# Text tokenization 
Text tokenization is the process of breaking down a longer text into smaller units, known as tokens. These tokens can be words, phrases, sentences, or even individual characters, depending on the level of granularity required for the analysis.
Tokenization is a fundamental step in natural language processing (NLP) and is used to prepare textual data for further analysis, such as text classification, sentiment analysis, language modeling, and information retrieval.

Here are the common types of text tokenization:

### Word Tokenization:

This is the most common type of tokenization, where the text is split into individual words or terms. 

In [24]:
# Import the word_tokenize function from the nltk.tokenize module
from nltk.tokenize import word_tokenize

# Define a text string that you want to tokenize
text = "Hello everyone. Welcome to NLP tutorial."

# Use the word_tokenize function to tokenize the text into words
tokens = word_tokenize(text)

# Print the list of tokens (words) obtained from the text
print(tokens)


['Hello', 'everyone', '.', 'Welcome', 'to', 'NLP', 'tutorial', '.']


### Sentence Tokenization:
In this case, the text is divided into individual sentences. 

In [25]:
# Import the sent_tokenize function from the nltk.tokenize module
from nltk.tokenize import sent_tokenize

# Define a text string that you want to sentence tokenize
text = "Hello everyone. Welcome to my Github profile. let's study NLP."

# Use the sent_tokenize function to tokenize the text into sentences
sentences = sent_tokenize(text)

# Print the list of sentences obtained from the text
print(sentences)


['Hello everyone.', 'Welcome to my Github profile.', "let's study NLP."]


### Phrasal Tokenization:
Sometimes, it's useful to tokenize text into multi-word phrases or n-grams.

In [27]:
import nltk
from nltk.util import ngrams

# Sample text
text = "Natural language processing is a subfield of artificial intelligence."

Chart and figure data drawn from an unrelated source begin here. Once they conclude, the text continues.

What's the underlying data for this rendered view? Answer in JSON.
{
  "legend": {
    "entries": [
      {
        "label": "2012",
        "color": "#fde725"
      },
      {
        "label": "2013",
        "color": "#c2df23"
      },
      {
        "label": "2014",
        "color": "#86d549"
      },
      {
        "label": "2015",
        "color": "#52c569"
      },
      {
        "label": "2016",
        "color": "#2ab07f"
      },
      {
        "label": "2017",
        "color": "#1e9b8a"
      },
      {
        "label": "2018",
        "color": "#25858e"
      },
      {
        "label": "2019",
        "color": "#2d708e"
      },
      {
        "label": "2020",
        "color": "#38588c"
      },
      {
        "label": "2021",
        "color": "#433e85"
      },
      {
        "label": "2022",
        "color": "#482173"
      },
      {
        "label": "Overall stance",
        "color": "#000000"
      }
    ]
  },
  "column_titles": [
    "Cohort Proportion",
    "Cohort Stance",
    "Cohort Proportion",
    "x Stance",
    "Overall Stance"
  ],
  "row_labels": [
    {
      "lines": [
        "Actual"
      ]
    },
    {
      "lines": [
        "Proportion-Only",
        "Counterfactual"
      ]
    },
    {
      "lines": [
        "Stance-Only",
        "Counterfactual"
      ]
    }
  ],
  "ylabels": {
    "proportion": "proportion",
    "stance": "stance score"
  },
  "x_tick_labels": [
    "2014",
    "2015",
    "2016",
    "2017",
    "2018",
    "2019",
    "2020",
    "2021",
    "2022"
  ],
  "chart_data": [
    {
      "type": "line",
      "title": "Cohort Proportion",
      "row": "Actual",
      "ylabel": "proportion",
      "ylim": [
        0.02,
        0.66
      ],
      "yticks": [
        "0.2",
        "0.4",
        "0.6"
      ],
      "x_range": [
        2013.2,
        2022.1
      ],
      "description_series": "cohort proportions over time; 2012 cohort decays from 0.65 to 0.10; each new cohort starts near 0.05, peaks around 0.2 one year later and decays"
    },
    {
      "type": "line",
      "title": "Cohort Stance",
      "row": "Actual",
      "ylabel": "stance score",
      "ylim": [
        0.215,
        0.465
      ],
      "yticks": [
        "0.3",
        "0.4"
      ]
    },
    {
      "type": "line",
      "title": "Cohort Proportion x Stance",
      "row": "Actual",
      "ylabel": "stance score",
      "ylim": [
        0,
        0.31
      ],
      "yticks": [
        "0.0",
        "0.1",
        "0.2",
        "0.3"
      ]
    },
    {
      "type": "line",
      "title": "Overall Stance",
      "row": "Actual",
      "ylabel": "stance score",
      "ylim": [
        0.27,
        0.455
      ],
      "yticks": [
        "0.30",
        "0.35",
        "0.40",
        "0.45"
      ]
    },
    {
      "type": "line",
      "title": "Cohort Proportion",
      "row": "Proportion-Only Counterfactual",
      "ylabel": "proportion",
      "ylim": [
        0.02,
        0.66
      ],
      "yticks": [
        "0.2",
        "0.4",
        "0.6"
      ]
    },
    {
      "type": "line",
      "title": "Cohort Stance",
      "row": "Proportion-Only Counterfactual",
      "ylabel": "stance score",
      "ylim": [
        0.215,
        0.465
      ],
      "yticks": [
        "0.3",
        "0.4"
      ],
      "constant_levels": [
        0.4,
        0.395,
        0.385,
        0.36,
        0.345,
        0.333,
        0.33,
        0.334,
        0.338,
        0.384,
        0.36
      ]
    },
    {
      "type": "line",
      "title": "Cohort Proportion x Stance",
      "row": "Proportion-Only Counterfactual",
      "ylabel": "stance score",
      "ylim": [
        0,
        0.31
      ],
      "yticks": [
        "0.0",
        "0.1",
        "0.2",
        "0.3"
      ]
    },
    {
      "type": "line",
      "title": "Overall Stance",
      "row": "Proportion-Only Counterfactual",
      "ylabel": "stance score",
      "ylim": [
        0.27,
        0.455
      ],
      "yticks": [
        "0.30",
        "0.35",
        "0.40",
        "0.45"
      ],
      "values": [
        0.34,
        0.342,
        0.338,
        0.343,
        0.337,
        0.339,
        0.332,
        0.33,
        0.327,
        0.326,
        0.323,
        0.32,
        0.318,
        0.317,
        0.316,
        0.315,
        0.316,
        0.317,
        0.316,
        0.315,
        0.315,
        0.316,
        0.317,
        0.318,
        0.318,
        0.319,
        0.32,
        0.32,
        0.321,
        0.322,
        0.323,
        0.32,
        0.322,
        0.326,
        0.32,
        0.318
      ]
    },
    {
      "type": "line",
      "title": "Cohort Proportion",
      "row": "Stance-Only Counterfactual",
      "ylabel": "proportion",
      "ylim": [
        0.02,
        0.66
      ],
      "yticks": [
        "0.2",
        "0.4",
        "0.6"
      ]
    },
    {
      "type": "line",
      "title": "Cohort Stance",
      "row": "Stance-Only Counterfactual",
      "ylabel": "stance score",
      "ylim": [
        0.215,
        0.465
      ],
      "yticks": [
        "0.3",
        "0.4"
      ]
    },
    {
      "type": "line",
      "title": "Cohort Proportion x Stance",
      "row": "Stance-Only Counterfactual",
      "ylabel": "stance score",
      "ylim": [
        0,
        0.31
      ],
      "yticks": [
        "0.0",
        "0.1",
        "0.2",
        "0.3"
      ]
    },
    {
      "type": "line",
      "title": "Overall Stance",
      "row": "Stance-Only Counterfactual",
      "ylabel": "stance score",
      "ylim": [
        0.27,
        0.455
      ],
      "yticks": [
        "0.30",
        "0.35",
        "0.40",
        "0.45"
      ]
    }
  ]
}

# Tokenize the text into words
words = nltk.word_tokenize(text)

# Define the n-gram size (e.g., 2 for bigrams, 3 for trigrams)
n = 2

# Create a list of n-grams using NLTK's ngrams function
ngram_list = list(ngrams(words, n))

# Print the list of n-grams
for ngram in ngram_list:
    print(" ".join(ngram))


Natural language
language processing
processing is
is a
a subfield
subfield of
of artificial
artificial intelligence
intelligence .


### Character Tokenization:
In some cases, text is tokenized into individual characters. 
Tokenizing text into individual characters is not as common as word or sentence tokenization, but it can be useful for specific tasks like Text Generation,Spelling Correction and Handwriting Recognition.

In [28]:
# Sample text
text = "Hello, world!"

# Tokenize the text into individual characters
characters = list(text)

# Print the list of individual characters
for char in characters:
    print(char)


H
e
l
l
o
,
 
w
o
r
l
d
!